Avoiding Common Contract Pitfalls
One of the problems with dealing with the deluge of laws and regulations is that we can get so caught up in the nuances that we forget to look at the real basic stuff. I was thinking of this yesterday when I came across a recently released decision by New York’s Appellate Division, First Department that underscores one of the biggest potential pitfalls credit unions face and also one of the easiest to avoid. In a nutshell, make sure that your contracts not only have a means of amendment to reflect changing circumstances, but that these provisions are actually utilized when requirements change. This may seem like obvious advice, but according to Judge Saxe “courts are presented over and over again with litigation arising out of circumstances where one party to a contract wrongfully presumes based on past practices that an oral modification will be sufficient.” The case, Nassau Beekman, LLC v. Ann/Nassau Realty, LLC, deals with a major Manhattan real estate transaction where millions of dollars were at stake. But it reflects three mistakes that credit unions and other businesses are sometimes susceptible to, particularly when they establish agreements with vendors with whom they have a good working relationship.

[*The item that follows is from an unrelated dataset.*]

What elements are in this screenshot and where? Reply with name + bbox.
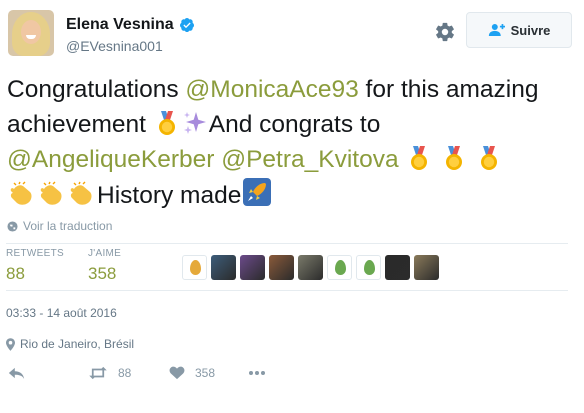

- Your contract amendments should not only have a provision requiring that amendments be made in writing, but these provisions have to be followed.
- Email is not a substitute for an actual change in the contract’s terms.
- The black and white letters of the law in contract terms trump past practice (i.e. the everybody does it defense) any day of the week.
The case that the Judge was clearly exasperated by involved a multi-million real estate transaction, the closing for which was repeatedly postponed by both parties. Eventually, in September 2008, the defendant property owner appeared for the closing but the lawyer for the plaintiff buyer did not. Despite a round of emails demonstrating that the parties had been negotiating, no written modification was made to the contract and six weeks later defendant sent a notice of termination informing the would-be buyers that they were keeping the down payment for breach of the contract.
Now remember all the ensuing litigation could have been prevented had the parties simply reduced whatever agreements they made to postpone closing dates to writing. Instead, the would-be property buyers were left to argue that it was common industry practice for postponement agreements to be made orally and then reduced to writing, that such an oral agreement was made, and that the emails exchanged between the parties were strong evidence of the agreement. All this might be true, but the contract itself stated that contract modifications had to be in writing and New York’s general obligation law codifies this requirement. But what about the email and the subsequent negotiations? While the subsequent action of parties can be used to demonstrate that an agreement was modified, such evidence has to be “unequivocably” related to the contract. Needless to say, this is a very high standard, which brings up one more point: always send your attorney copies of any emails and other communications that you have with a party with whom you are going to enter a contract. This is the best way to ensure that the contract reflects what it is the parties actually agreed to, while potentially saving you lots of money down the road.